Benefits to using credit insurance:
- Safely increase sales without increasing risk
- The ability to ship safely allows you to grow your sales and helps offset the premium of the credit insurance cost.
- Increase borrowing rates with your bank
- Without Trade Credit Insurance banks usually won’t lend against foreign receivables. Trade Credit Insurance assures banks that account receivables are protected by an investment grade insurer. This will allow them to include foreign receivables in the borrowing base.
- Catastrophic loss protection
- If you have a customer that couldn’t pay you tomorrow and it would have an effect on your companies’ profits then you should look at insuring that risk.
- Insure export sales
We are your Trade Credit Insurance solution.
WHAT TYPES OF TRANSACTIONS CAN BE COVERED?
Sales to Single Buyers
Do you have large sales to one customer? If so we can offer single buyer insurance.
Sales to Key Buyers
This service will insure sales to the top 10 to 25 buyers that you sell to.
Whole Turnover Policy
This service would insure your whole portfolio.
FAQ's
What is trade credit insurance?
Trade credit insurance, also called business credit insurance, export credit insurance, or credit insurance is an insurance policy and a risk management product offered to businesses needing to protect their accounts receivables from loss due to credit risks. Trade credit insurance can include a component of political risk insurance to insure the risk of non-payment by foreign buyers.
How do I Apply?
You can download and fill out our form. Then mail, email or fax it back.
The application is comprehensive and we ask that you pay special attention to the following areas for the quickest response.
- Annual sales and accounts receivable write-offs for the past 3 years
- A list of key buyers, including names, addresses, phone numbers, credit limits and terms
- A summary of open account balance aging
What Risks are covered?
Credit insurance covers commercial risks such as insolvency and protracted default. Export credit insurance will usually add political risk coverage including: cancellation of import/export licenses, a foreign government’s intervention, transfer risk, embargo, a state of war or civil violence, and the non-payment of a valid trade obligation by a sovereign buyer.
How much does credit insurance cost?
The premium for credit insurance typically is calculated as a small percentage of your annual insurable sales. The rate is based on the risk of your specific portfolio, your loss history, the spread of risk, and the amount of self-insurance you are willing to absorb. Costs may vary depending on the amount of your portfolio you cover.
Is there a deductible?
Like most insurances, there will always be some form of risk sharing on your part. This could be in the form of a policy deductible, a per-loss deductible, co-insurance to enhance the program or a combination of these factors. These forms of risk retention are typically used to keep your cost in balance and to allow for more flexible coverage.

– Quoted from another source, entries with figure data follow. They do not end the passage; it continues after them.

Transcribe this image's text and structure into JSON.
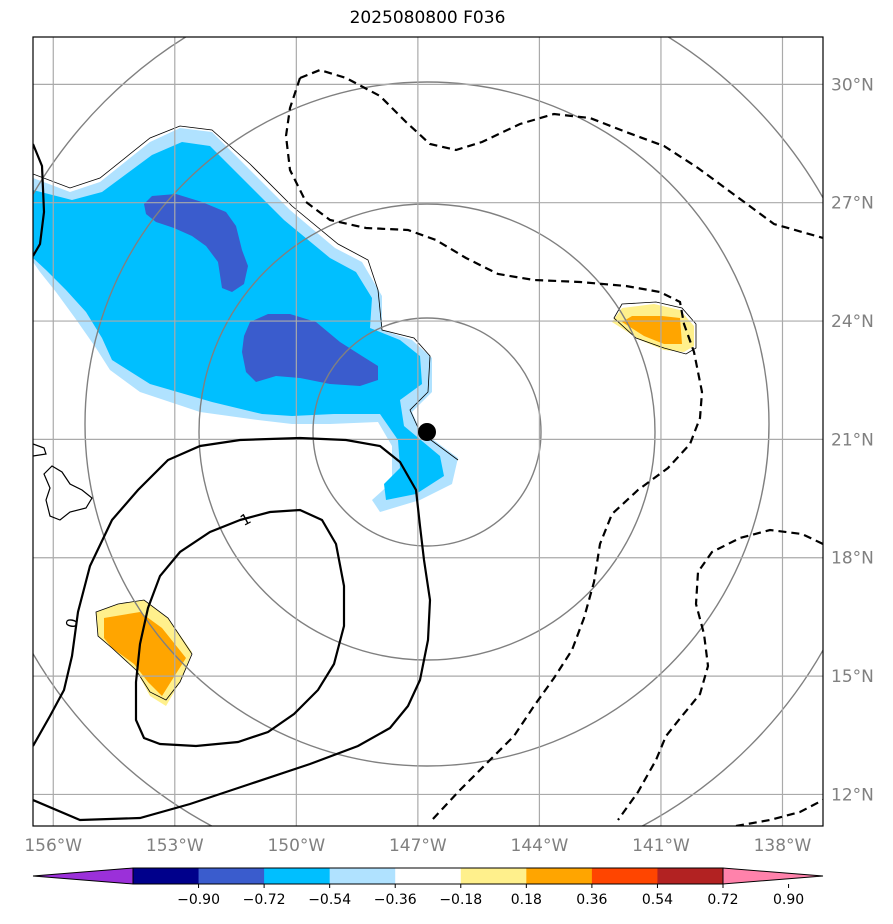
{
  "title": "2025080800 F036",
  "chart_data": {
    "type": "map",
    "title": "2025080800 F036",
    "lon_range": [
      -156.5,
      -137.0
    ],
    "lat_range": [
      11.2,
      31.2
    ],
    "lon_ticks": [
      -156,
      -153,
      -150,
      -147,
      -144,
      -141,
      -138
    ],
    "lon_tick_labels": [
      "156°W",
      "153°W",
      "150°W",
      "147°W",
      "144°W",
      "141°W",
      "138°W"
    ],
    "lat_ticks": [
      12,
      15,
      18,
      21,
      24,
      27,
      30
    ],
    "lat_tick_labels": [
      "12°N",
      "15°N",
      "18°N",
      "21°N",
      "24°N",
      "27°N",
      "30°N"
    ],
    "grid": true,
    "center_marker": {
      "lon": -146.7,
      "lat": 21.2
    },
    "range_rings": {
      "count": 4,
      "center_lon": -146.7,
      "center_lat": 21.2
    },
    "contour_labels": [
      "1",
      "0"
    ],
    "colorbar": {
      "ticks": [
        "−0.90",
        "−0.72",
        "−0.54",
        "−0.36",
        "−0.18",
        "0.18",
        "0.36",
        "0.54",
        "0.72",
        "0.90"
      ],
      "colors": [
        "#9b30d9",
        "#00008b",
        "#3a5ccd",
        "#00bfff",
        "#b0e2ff",
        "#ffffff",
        "#fff08c",
        "#ffa500",
        "#ff4500",
        "#b22222",
        "#ff82ab"
      ],
      "extend": "both"
    }
  }
}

Is there an additional premium charge to use your services?
No! Rates for credit insurance are regulated. Part of the filings make distributions cost a responsibility of the carrier. You bear no cost for our services and in fact benefit because of the competitive advantage we bring to the equation.
For which insurance carriers does Market Trade Credit act as a broker?
Market Trade Credit brokers insurance policies for all the major carriers, including but not limited to: Atradius, AIG, Coface, Euler Hermes, FCIA, QBE, XL Catlin and Zurich. Market Trade Credit will use any and all resources to find the absolute best match for your coverage needs, including the alternative risk markets.